I think she could tell I was concerned. And the next day the kids did get their afternoon recess.

PE is fine and good. It's great for the kids to learn to play on a team, to take instruction from other adults, and running around is a great way for them to release their pent-up energy. But it's not the same as free play on the playground, when kids have to be creative in making up games, aned problem solve to make the rules. And since PE is in the beginning of the day, it doesn't help the kids with the energy they build up from lunch on.

And this isn't the first time I've been concerned about Lena's teacher, who is new this year to teaching kindergarten.

On Friday, in addition to sending her teacher a note, I told Lena's teacher that I would be picking her up at noon (of course I didn't tell her it was so we could go to the beach for the weekend).
"Thank you for bringing Elena for part of the day."
"Of course."
"She's such a delight to have in class."
"I'm glad to hear that."

That's where the conversation took a turn that concerned me.
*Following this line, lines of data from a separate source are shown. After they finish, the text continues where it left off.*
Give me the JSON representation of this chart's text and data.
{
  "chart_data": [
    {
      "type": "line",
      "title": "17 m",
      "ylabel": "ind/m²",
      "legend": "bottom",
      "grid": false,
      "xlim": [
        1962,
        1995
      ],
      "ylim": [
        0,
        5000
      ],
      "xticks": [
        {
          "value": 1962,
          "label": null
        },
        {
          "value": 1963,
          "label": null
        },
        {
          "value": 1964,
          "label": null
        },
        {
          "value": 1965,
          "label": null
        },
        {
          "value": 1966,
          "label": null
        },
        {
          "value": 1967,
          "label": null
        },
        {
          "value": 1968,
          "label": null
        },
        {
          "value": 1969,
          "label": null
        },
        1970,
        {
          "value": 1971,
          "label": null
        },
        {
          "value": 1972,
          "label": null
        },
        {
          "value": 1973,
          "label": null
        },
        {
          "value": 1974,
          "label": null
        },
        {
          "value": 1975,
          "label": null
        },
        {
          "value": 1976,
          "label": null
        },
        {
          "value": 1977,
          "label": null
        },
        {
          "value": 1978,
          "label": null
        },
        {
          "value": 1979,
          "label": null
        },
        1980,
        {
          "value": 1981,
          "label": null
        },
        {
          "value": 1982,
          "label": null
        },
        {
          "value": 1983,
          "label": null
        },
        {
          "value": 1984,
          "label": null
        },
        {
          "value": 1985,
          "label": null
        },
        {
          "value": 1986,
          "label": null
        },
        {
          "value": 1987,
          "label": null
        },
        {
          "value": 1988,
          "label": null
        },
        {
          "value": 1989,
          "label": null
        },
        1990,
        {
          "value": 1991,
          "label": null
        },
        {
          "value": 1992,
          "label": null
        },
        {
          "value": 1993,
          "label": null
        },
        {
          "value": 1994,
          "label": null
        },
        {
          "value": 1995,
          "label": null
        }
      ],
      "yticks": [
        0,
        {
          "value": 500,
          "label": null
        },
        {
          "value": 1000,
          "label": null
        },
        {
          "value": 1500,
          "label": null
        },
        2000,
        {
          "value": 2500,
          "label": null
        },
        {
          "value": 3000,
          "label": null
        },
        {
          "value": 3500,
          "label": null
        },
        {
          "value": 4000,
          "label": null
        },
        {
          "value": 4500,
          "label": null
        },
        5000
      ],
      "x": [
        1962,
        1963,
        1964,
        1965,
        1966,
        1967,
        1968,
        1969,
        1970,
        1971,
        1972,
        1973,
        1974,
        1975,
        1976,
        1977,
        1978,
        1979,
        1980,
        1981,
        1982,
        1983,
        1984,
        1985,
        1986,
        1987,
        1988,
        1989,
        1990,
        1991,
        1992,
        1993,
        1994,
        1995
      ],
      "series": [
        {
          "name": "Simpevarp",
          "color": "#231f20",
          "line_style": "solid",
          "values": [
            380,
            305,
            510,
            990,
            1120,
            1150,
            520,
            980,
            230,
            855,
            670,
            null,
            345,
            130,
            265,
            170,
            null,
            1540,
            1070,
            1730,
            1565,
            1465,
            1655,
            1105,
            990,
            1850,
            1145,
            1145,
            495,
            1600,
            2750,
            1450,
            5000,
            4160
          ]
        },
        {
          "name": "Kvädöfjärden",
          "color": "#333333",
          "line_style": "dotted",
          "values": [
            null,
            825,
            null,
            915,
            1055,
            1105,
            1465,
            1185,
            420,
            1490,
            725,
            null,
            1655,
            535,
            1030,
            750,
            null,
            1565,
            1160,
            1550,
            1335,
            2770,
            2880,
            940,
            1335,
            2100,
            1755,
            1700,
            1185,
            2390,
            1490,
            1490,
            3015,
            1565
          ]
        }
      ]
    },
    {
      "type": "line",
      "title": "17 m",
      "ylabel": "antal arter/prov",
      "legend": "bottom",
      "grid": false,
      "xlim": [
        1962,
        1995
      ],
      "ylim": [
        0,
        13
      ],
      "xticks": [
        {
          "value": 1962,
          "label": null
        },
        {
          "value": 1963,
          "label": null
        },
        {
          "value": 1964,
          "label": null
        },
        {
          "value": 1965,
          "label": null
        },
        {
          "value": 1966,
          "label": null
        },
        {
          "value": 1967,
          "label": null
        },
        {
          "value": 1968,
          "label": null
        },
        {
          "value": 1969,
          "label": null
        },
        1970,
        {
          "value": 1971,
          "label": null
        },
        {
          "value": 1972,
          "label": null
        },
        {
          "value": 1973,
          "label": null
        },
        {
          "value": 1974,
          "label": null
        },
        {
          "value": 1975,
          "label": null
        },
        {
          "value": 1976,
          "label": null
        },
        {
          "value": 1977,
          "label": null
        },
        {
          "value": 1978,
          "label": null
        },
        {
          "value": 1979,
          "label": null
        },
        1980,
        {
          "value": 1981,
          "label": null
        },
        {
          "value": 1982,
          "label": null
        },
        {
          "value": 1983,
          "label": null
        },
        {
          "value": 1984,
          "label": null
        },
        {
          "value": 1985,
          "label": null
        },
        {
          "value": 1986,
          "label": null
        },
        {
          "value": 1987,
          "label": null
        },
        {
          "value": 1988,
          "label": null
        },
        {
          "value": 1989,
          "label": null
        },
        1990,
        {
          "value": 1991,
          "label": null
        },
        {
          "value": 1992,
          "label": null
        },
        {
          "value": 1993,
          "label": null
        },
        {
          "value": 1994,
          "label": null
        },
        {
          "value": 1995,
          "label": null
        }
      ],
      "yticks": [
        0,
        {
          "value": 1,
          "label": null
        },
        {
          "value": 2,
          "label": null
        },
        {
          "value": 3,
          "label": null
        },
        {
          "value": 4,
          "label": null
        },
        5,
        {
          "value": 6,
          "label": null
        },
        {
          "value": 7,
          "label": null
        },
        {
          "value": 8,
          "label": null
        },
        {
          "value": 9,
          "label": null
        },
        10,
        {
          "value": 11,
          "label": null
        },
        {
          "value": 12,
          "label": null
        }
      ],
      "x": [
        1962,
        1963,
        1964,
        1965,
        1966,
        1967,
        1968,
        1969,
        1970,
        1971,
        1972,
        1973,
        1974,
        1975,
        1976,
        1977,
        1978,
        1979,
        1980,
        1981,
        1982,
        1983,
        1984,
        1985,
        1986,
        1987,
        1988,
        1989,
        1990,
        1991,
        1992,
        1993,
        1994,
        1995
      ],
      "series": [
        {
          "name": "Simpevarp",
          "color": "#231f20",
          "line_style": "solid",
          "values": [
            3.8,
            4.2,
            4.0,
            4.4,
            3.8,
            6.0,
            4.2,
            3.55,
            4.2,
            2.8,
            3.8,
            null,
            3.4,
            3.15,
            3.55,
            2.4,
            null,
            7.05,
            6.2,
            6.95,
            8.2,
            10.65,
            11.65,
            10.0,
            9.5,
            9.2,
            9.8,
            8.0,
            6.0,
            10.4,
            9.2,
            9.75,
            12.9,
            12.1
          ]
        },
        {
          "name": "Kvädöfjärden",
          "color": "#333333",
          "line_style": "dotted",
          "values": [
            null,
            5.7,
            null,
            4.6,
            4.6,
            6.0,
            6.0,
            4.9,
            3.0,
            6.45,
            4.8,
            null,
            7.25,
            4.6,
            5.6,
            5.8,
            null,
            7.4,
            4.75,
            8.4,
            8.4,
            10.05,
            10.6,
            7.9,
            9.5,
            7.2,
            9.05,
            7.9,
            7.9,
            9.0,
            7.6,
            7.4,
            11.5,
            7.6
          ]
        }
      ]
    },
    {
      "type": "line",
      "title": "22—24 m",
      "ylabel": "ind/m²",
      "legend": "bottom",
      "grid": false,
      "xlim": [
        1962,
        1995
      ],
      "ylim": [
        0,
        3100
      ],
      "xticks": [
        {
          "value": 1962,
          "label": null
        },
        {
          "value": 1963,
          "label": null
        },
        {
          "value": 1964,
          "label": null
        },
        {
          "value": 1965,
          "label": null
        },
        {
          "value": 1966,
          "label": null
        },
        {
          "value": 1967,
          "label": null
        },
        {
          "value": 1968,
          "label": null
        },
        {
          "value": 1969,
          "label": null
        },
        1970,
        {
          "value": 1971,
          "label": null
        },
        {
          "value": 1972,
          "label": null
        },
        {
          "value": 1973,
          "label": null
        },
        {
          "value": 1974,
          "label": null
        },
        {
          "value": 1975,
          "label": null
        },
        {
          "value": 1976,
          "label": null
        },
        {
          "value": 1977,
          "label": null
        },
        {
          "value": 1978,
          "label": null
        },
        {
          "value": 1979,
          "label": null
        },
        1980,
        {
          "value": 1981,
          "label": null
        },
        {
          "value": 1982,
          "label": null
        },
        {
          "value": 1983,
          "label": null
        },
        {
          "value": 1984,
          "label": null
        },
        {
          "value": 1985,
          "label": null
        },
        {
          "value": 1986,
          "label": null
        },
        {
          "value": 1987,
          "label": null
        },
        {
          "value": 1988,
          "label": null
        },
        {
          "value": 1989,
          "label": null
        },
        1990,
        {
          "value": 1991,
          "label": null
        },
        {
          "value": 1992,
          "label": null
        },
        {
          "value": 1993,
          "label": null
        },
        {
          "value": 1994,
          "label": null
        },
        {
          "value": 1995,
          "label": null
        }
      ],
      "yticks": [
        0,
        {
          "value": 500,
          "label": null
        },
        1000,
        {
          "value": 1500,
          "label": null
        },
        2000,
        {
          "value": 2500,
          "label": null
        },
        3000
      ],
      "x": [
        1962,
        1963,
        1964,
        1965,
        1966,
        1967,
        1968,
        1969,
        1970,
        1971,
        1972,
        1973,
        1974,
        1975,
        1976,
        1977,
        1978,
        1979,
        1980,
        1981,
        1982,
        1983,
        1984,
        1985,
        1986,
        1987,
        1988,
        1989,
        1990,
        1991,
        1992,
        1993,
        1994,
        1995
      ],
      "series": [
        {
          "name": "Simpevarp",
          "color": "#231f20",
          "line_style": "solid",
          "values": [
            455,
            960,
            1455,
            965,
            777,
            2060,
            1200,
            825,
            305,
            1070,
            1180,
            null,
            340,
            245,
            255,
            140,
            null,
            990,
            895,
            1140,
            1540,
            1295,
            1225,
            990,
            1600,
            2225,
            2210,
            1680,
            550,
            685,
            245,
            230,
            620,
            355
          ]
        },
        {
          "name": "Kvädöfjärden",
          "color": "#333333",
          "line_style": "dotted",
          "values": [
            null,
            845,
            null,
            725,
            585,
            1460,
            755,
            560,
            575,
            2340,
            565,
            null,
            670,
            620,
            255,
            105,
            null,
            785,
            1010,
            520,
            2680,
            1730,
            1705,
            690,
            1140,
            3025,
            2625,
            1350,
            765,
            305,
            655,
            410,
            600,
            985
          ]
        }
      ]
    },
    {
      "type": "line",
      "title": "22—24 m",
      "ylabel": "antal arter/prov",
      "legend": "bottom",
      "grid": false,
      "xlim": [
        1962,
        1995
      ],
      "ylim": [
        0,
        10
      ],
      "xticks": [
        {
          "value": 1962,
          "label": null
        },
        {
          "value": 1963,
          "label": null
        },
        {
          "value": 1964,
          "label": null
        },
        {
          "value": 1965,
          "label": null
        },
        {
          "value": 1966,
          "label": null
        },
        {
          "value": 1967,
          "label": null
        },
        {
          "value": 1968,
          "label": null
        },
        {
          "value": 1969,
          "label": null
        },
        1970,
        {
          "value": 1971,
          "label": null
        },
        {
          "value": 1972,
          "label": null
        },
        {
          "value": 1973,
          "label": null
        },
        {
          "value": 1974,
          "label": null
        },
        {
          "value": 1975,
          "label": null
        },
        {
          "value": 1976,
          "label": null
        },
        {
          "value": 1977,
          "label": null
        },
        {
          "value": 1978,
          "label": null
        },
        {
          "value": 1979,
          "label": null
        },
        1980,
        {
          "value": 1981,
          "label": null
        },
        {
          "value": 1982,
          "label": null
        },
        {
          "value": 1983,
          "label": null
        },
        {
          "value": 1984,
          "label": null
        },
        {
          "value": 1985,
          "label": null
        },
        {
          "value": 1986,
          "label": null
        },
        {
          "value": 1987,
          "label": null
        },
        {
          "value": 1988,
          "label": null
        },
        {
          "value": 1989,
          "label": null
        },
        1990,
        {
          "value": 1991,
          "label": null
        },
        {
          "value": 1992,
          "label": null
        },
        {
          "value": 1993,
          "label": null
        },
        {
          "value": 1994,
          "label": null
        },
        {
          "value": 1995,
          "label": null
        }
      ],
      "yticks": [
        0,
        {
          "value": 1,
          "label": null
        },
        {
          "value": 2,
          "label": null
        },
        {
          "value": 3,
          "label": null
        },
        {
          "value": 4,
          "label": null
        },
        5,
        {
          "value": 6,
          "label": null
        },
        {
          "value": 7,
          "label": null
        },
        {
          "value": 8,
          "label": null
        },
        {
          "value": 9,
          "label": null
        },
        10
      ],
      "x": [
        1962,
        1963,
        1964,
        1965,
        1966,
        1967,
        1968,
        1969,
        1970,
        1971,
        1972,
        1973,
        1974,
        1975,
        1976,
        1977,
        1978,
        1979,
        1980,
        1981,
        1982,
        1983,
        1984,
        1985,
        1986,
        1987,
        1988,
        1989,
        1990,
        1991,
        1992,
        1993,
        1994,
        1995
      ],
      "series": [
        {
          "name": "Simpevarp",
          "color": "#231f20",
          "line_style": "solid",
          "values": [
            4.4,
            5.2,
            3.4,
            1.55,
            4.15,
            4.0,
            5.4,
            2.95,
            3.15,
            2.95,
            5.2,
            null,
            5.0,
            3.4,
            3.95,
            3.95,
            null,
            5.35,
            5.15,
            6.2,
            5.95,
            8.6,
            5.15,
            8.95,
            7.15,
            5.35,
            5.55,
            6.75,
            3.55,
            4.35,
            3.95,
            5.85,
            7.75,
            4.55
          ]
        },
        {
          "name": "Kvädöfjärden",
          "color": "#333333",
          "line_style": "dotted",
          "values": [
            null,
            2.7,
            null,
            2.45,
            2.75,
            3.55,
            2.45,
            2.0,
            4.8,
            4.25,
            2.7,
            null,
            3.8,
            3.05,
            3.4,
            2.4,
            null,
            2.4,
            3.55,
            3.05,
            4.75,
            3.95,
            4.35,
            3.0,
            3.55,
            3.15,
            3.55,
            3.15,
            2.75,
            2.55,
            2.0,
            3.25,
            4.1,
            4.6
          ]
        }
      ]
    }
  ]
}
While she didn't actually say anything specific, she made it clear with her eyebrows and other gestures that while Lena was a delight to have in class, Niko would be just the opposite. I was so taken aback that I basically walked away and responded in some generic way over my shoulder. Now the day before Niko did have an incident where he "went to red" (they do dicipline on a green-yellow-red system, where you start at green, yellow is a warning and red is trouble). Luckily she's not Niko's main teacher (although since both classes meet in the same room the teachers share a lot), but to think she had already written him off eight days into the school year really made me mad.

Luckily, when I talked with Niko's teacher about his behavior, she had a very different approach.
"We're working with him on his behavior."
"Thank you."
"That's what we do."

And while I'm complaining, it seems Lena's teacher is forcing her to be E-lena. I'm not against her teaching Lena to spell and write her full name. But Lena has been having a bit of an identity crisis because her teacher is telling her she's someone other than she's been all her life. Would the teacher force Bill to be William? Luckily Nicholas' teacher is cool with Niko.